Le sénateur Graham a beau parler des sénateurs en disant que nous sommes des législateurs. Mes chers frères et soeurs, nous savons pour quelle raison nous sommes ici et nous ne devrions pas nous faire d'illusions. Nous constitutions une deuxième Chambre. Notre Chambre n'existe pas sur un pied d'égalité avec la Chambre des communes. Nous le savons. Nous savons que nous avions autrefois un pouvoir légal et constitutionnel d'opposer notre veto à n'importe quelle mesure législative venant de la Chambre élue. Nous savons cependant que l'usage a pris le dessus et que notre droit constitutionnel de veto a disparu depuis longtemps, nous laissant uniquement un droit légal de mettre notre veto.

Nous pourrions exercer ce droit, comme nous l'avons d'ailleurs fait il y a environ deux ans. Je ne parle pas là de vote libre. Je parle du moment où le Sénat a rejeté un projet de loi du gouvernement. Il s'agissait d'un projet de loi budgétaire, et nous l'avons rejeté. Comment avons-nous pu y arriver? Parce que la seule sanction était de nature politique. Le gouvernement a décidé de laisser faire, mais l'affaire était grave.

Je suis d'accord avec le sénateur John Bryden. Le gouvernement a parfaitement le droit d'annuler le contrat. C'était quelque peu inhabituel, et les choses se sont faites assez rapidement. Les promoteurs de Pearson ont été pris par surprise. Ils pensaient qu'il y aurait des négociations. M. Coglin, président de la société, a témoigné devant nous. Il a dit que c'était la pire erreur qu'il ait faite que de croire un sous-ministre de haut rang qui lui avait dit de tenir bon, qu'il y aurait des négociations. C'était après le rapport Nixon. Il n'y a pas eu de négociations, mais un projet de loi.
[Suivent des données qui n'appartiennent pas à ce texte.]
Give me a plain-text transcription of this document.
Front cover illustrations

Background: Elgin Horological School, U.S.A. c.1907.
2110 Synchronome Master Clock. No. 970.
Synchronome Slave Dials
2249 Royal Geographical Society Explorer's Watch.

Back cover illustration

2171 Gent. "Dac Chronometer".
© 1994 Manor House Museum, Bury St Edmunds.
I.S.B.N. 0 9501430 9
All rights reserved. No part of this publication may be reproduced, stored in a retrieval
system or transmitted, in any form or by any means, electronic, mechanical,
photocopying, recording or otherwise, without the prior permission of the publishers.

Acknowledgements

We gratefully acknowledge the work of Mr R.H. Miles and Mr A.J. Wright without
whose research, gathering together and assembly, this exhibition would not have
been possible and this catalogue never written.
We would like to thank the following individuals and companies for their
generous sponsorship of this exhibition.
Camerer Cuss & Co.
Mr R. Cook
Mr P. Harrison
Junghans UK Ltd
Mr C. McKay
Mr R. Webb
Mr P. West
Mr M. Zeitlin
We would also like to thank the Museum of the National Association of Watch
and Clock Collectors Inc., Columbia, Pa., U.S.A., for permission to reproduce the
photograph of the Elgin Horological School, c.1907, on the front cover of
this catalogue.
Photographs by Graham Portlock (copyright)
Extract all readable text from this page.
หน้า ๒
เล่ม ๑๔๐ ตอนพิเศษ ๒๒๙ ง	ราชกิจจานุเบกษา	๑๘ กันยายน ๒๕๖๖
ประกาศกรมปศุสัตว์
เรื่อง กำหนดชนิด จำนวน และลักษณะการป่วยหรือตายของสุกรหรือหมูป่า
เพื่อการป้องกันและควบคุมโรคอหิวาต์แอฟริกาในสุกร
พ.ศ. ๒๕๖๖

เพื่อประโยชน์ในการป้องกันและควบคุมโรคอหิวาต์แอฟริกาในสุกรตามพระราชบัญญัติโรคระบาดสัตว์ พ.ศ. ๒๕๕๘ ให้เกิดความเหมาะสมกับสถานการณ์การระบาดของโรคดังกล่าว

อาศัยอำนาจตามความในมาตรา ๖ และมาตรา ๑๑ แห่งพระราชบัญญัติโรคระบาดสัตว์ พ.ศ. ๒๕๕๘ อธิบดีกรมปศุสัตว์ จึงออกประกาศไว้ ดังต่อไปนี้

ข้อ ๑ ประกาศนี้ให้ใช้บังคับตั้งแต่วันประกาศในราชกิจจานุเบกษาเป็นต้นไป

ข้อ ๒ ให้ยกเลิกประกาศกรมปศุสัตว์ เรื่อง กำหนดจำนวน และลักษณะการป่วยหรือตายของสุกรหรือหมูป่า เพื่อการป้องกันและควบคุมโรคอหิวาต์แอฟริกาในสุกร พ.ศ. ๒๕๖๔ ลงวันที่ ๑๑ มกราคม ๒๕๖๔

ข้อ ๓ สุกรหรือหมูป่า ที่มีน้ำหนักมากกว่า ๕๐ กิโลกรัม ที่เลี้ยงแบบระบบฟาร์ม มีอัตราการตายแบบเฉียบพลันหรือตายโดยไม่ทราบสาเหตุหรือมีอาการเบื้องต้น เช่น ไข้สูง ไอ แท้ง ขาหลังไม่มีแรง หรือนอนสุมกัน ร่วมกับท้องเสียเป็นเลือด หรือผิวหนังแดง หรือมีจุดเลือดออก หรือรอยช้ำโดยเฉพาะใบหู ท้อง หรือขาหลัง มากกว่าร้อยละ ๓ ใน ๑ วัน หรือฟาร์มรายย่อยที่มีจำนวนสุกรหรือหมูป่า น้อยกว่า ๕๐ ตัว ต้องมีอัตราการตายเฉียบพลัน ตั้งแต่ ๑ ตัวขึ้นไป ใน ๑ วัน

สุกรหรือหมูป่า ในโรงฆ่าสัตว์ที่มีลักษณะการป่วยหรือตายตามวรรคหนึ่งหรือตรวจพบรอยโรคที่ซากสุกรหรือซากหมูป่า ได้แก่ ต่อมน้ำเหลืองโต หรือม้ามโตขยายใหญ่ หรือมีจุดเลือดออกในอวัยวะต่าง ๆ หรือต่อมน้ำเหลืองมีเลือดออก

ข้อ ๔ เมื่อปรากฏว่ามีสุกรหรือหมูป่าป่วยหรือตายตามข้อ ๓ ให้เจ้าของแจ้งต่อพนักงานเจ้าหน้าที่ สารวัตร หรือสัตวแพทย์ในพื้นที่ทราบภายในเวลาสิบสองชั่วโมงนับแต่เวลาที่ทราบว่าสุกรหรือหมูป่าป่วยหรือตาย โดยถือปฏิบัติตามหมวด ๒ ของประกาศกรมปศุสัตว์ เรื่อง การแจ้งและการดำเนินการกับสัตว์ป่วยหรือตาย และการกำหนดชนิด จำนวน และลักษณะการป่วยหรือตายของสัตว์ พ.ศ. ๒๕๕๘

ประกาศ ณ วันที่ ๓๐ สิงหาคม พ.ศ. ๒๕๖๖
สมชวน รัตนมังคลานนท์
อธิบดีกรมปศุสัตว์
Si le gouvernement conservateur avait essayé d'annuler le contrat avant les élections, comme la possibilité en a été évoquée, il aurait dû se rendre compte que le contrat était conclu ou sur le point de l'être, et s'appliquait déjà.
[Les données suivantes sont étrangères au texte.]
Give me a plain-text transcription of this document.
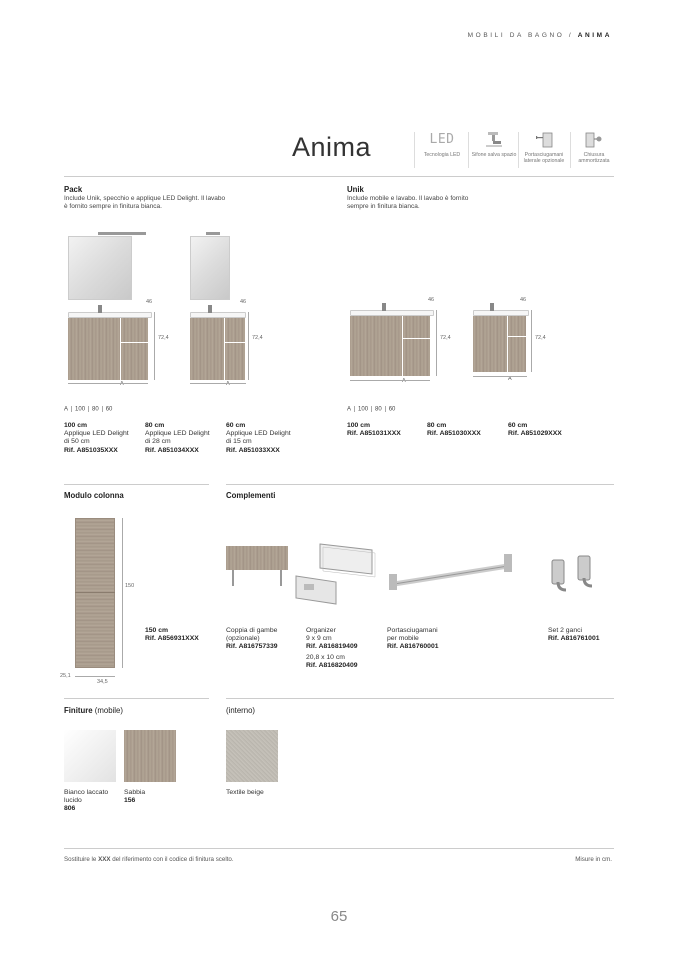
MOBILI DA BAGNO / ANIMA
Anima	LED
Tecnologia LED	Sifone salva spazio	Portasciugamani laterale opzionale
Chiusura ammortizzata
Pack
Include Unik, specchio e applique LED Delight. Il lavabo
è fornito sempre in finitura bianca.
46
72,4
A
46
72,4
A
A 100 80 60
100 cm
Applique LED Delight
di 50 cm
Rif. A851035XXX
80 cm
Applique LED Delight
di 28 cm
Rif. A851034XXX
60 cm
Applique LED Delight
di 15 cm
Rif. A851033XXX
Unik
Include mobile e lavabo. Il lavabo è fornito
sempre in finitura bianca.
46
72,4
A
46
72,4
A
A 100 80 60
100 cm
Rif. A851031XXX
80 cm
Rif. A851030XXX
60 cm
Rif. A851029XXX
Modulo colonna
150
25,1
34,5
150 cm
Rif. A856931XXX
Complementi
Coppia di gambe
(opzionale)
Rif. A816757339
Organizer
9 x 9 cm
Rif. A816819409
20,8 x 10 cm
Rif. A816820409
Portasciugamani
per mobile
Rif. A816760001
Set 2 ganci
Rif. A816761001
Finiture (mobile)	(interno)
Bianco laccato
lucido
806
Sabbia
156
Textile beige
Sostituire le XXX del riferimento con il codice di finitura scelto.	Misure in cm.
65
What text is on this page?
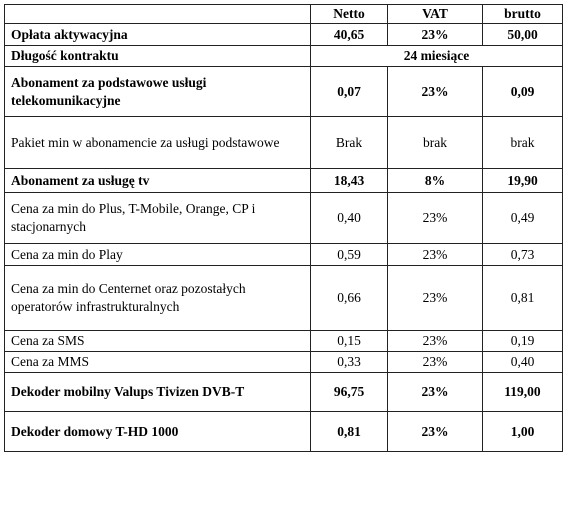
	Netto	VAT	brutto
Opłata aktywacyjna	40,65	23%	50,00
Długość kontraktu	24 miesiące		
Abonament za podstawowe usługi telekomunikacyjne	0,07	23%	0,09
Pakiet min w abonamencie za usługi podstawowe	Brak	brak	brak
Abonament za usługę tv	18,43	8%	19,90
Cena za min do Plus, T-Mobile, Orange, CP i stacjonarnych	0,40	23%	0,49
Cena za min do Play	0,59	23%	0,73
Cena za min do Centernet oraz pozostałych operatorów infrastrukturalnych	0,66	23%	0,81
Cena za SMS	0,15	23%	0,19
Cena za MMS	0,33	23%	0,40
Dekoder mobilny Valups Tivizen DVB-T	96,75	23%	119,00
Dekoder domowy T-HD 1000	0,81	23%	1,00
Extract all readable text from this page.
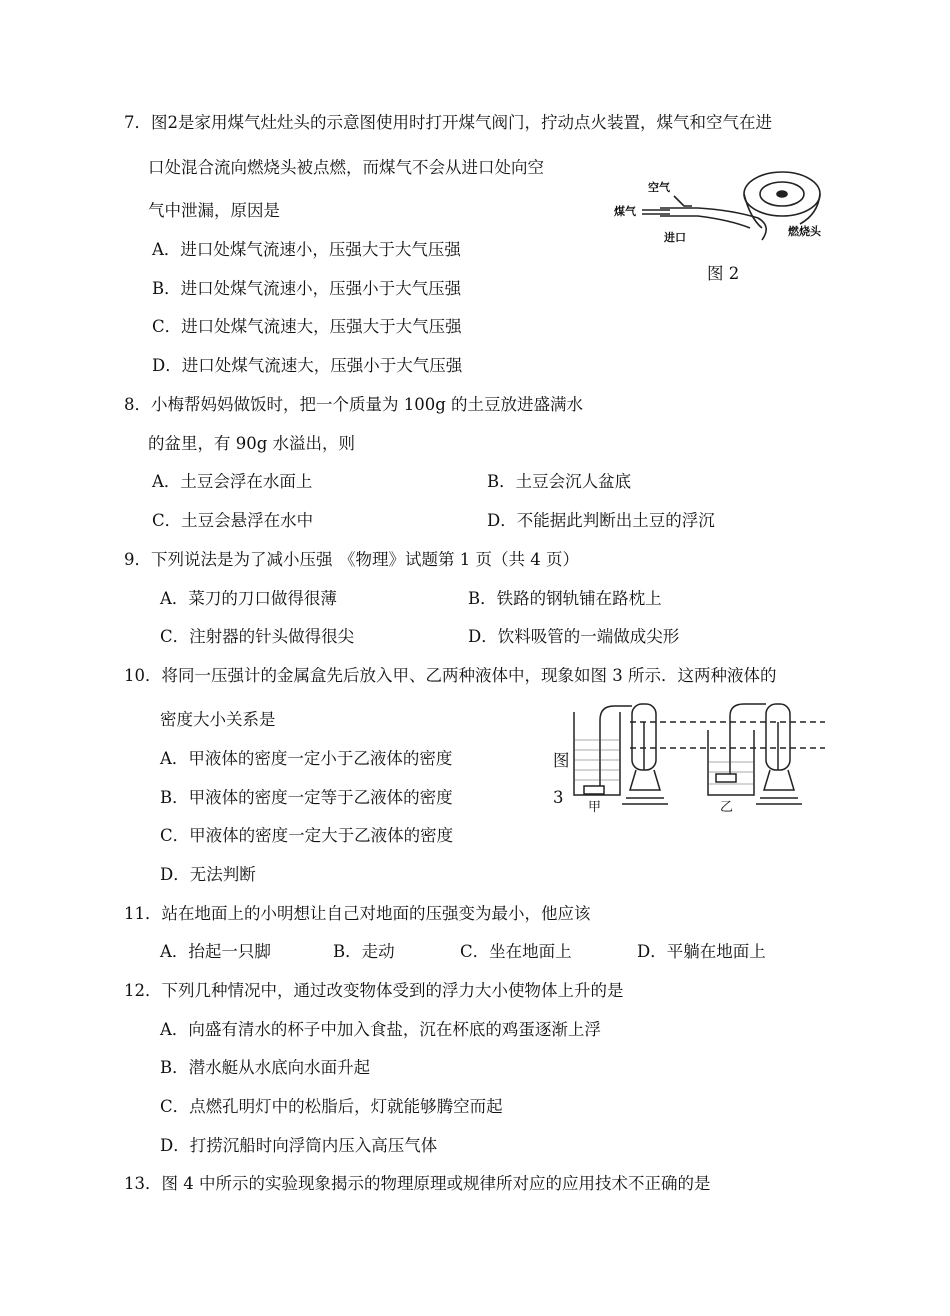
7．图2是家用煤气灶灶头的示意图使用时打开煤气阀门，拧动点火装置，煤气和空气在进
口处混合流向燃烧头被点燃，而煤气不会从进口处向空
气中泄漏，原因是
A．进口处煤气流速小，压强大于大气压强
B．进口处煤气流速小，压强小于大气压强
C．进口处煤气流速大，压强大于大气压强
D．进口处煤气流速大，压强小于大气压强
空气
煤气
进口	燃烧头
图 2
8．小梅帮妈妈做饭时，把一个质量为 100g 的土豆放进盛满水
的盆里，有 90g 水溢出，则
A．土豆会浮在水面上	B．土豆会沉人盆底
C．土豆会悬浮在水中	D．不能据此判断出土豆的浮沉
9．下列说法是为了减小压强 《物理》试题第 1 页（共 4 页）
A．菜刀的刀口做得很薄	B．铁路的钢轨铺在路枕上
C．注射器的针头做得很尖	D．饮料吸管的一端做成尖形
10．将同一压强计的金属盒先后放入甲、乙两种液体中，现象如图 3 所示．这两种液体的
密度大小关系是
A．甲液体的密度一定小于乙液体的密度
B．甲液体的密度一定等于乙液体的密度
C．甲液体的密度一定大于乙液体的密度
D．无法判断
图
3
甲	乙
11．站在地面上的小明想让自己对地面的压强变为最小，他应该
A．抬起一只脚	B．走动	C．坐在地面上	D．平躺在地面上
12．下列几种情况中，通过改变物体受到的浮力大小使物体上升的是
A．向盛有清水的杯子中加入食盐，沉在杯底的鸡蛋逐渐上浮
B．潜水艇从水底向水面升起
C．点燃孔明灯中的松脂后，灯就能够腾空而起
D．打捞沉船时向浮筒内压入高压气体
13．图 4 中所示的实验现象揭示的物理原理或规律所对应的应用技术不正确的是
Il y avait des preuves en ce sens. Il y aurait eu un projet de loi dans un sens ou dans l'autre, mais revenons-en aux déceptions.

Le sénateur Kirby et moi étions tellement exaspérés et déçus à cause des obstacles qu'on multipliait devant nous que nous nous sommes entendus pour rédiger un document, qui figure dans notre rapport, bien entendu. Nous en sommes venus à la conclusion que la situation était sans issue. Nous devions lutter contre le ministère de la Justice, qui est l'avocat de tous les ministères. Il a un budget de 42 millions de dollars pour engager des avocats de l'extérieur, alors que le comité n'a dépensé en tout que 210 000 $ pour l'enquête pendant toute la période.
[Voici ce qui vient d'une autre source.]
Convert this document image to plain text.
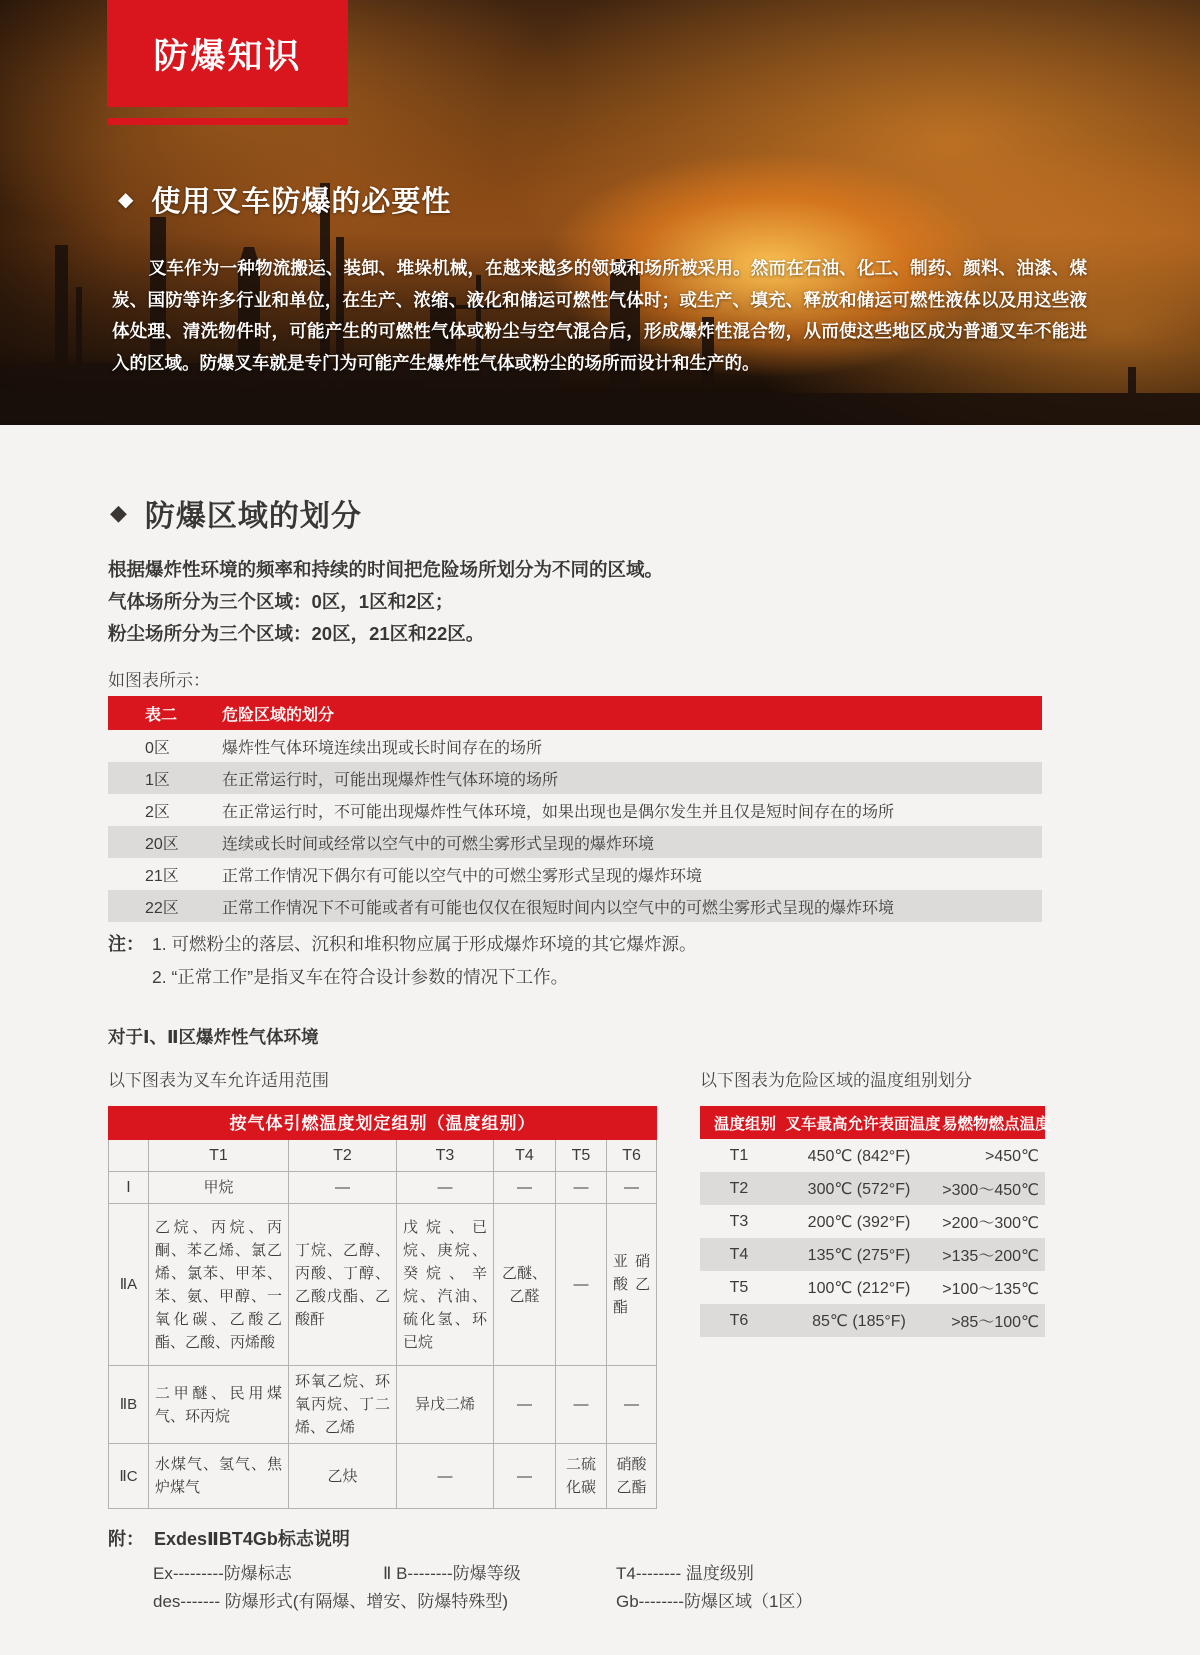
防爆知识
◆ 使用叉车防爆的必要性

叉车作为一种物流搬运、装卸、堆垛机械，在越来越多的领域和场所被采用。然而在石油、化工、制药、颜料、油漆、煤炭、国防等许多行业和单位，在生产、浓缩、液化和储运可燃性气体时；或生产、填充、释放和储运可燃性液体以及用这些液体处理、清洗物件时，可能产生的可燃性气体或粉尘与空气混合后，形成爆炸性混合物，从而使这些地区成为普通叉车不能进入的区域。防爆叉车就是专门为可能产生爆炸性气体或粉尘的场所而设计和生产的。

◆ 防爆区域的划分
根据爆炸性环境的频率和持续的时间把危险场所划分为不同的区域。
气体场所分为三个区域：0区，1区和2区；
粉尘场所分为三个区域：20区，21区和22区。
如图表所示：
表二	危险区域的划分
0区	爆炸性气体环境连续出现或长时间存在的场所
1区	在正常运行时，可能出现爆炸性气体环境的场所
2区	在正常运行时，不可能出现爆炸性气体环境，如果出现也是偶尔发生并且仅是短时间存在的场所
20区	连续或长时间或经常以空气中的可燃尘雾形式呈现的爆炸环境
21区	正常工作情况下偶尔有可能以空气中的可燃尘雾形式呈现的爆炸环境
22区	正常工作情况下不可能或者有可能也仅仅在很短时间内以空气中的可燃尘雾形式呈现的爆炸环境
注： 1. 可燃粉尘的落层、沉积和堆积物应属于形成爆炸环境的其它爆炸源。
2. “正常工作”是指叉车在符合设计参数的情况下工作。
对于Ⅰ、Ⅱ区爆炸性气体环境
以下图表为叉车允许适用范围	以下图表为危险区域的温度组别划分
按气体引燃温度划定组别（温度组别）						
	T1	T2	T3	T4	T5	T6
Ⅰ	甲烷	—	—	—	—	—
ⅡA	乙烷、丙烷、丙酮、苯乙烯、氯乙烯、氯苯、甲苯、苯、氨、甲醇、一氧化碳、乙酸乙酯、乙酸、丙烯酸	丁烷、乙醇、丙酸、丁醇、乙酸戊酯、乙酸酐	戊烷、已烷、庚烷、癸烷、辛烷、汽油、硫化氢、环已烷	乙醚、乙醛	—	亚硝酸乙酯
ⅡB	二甲醚、民用煤气、环丙烷	环氧乙烷、环氧丙烷、丁二烯、乙烯	异戊二烯	—	—	—
ⅡC	水煤气、氢气、焦炉煤气	乙炔	—	—	二硫化碳	硝酸乙酯
温度组别 叉车最高允许表面温度 易燃物燃点温度
T1	450℃ (842°F)	>450℃
T2	300℃ (572°F)	>300～450℃
T3	200℃ (392°F)	>200～300℃
T4	135℃ (275°F)	>135～200℃
T5	100℃ (212°F)	>100～135℃
T6	85℃ (185°F)	>85～100℃
附： ExdesⅡBT4Gb标志说明
Ex---------防爆标志	Ⅱ B--------防爆等级	T4-------- 温度级别
des------- 防爆形式(有隔爆、增安、防爆特殊型)	Gb--------防爆区域（1区）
Le gouvernement du Canada, par l'entremise du ministère de la Justice, a versé à un cabinet d'avocats d'Ottawa plus d'un million de dollars - je voudrais dire pour contrecarrer nos efforts. Je suis prudent, mais je tiens à faire ressortir ce point. La leçon à tirer est la suivante: il ne faut même pas faire une tentative, à moins d'y tenir passionnément, à moins de vouloir vraiment voir comment le gouvernement canadien fonctionne et comment le système qui devait marcher, selon nous - le principe du Parlement qui agit par ses comités - est depuis longtemps oublié, méconnu, mal compris.

Je ne veux pas qu'on me trouve naïf lorsque je dis de telles choses, même si, en approchant de ma dernière année en cet endroit, je pourrais le prendre comme un compliment. Je partage, bien sûr, le point de vue que le sénateur Gigantès a exprimé devant le comité des affaires juridiques et constitutionnelles, avant même que nous soyons saisis de cette question: évidemment, nous avons des recours. Il n'y a qu'une autorité au Canada qui peut nous donner un avis constitutionnel et déterminer si une mesure législative est constitutionnelle ou non. Il s'agit de la Cour suprême du Canada.

Mais qui portera cette cause devant la Cour suprême du Canada? Ce sera ou bien le gouvernement du Canada, ou bien quelqu'un de très riche, car cela prendra des années et beaucoup plus d'argent que ce qui sera versé en dédommagement à la suite d'un tel procès.

Je pensais que le sénateur Bryden allait relever les propos que j'ai tenus l'autre jour lorsque j'ai parlé d'argent. Il m'a regardé d'un air médusé, comme s'il se disait: «Ah, ah! Voilà que vous parlez d'argent lorsque vous êtes censé parler de constitutionnalité.»

La réponse que j'ai posée au sénateur Graham, et à laquelle il n'a pas voulu ou n'a pu répondre, est la suivante: où avez-vous pris la somme de 600 millions de dollars que les demandeurs sont censés réclamer? Comment se ventile cette somme?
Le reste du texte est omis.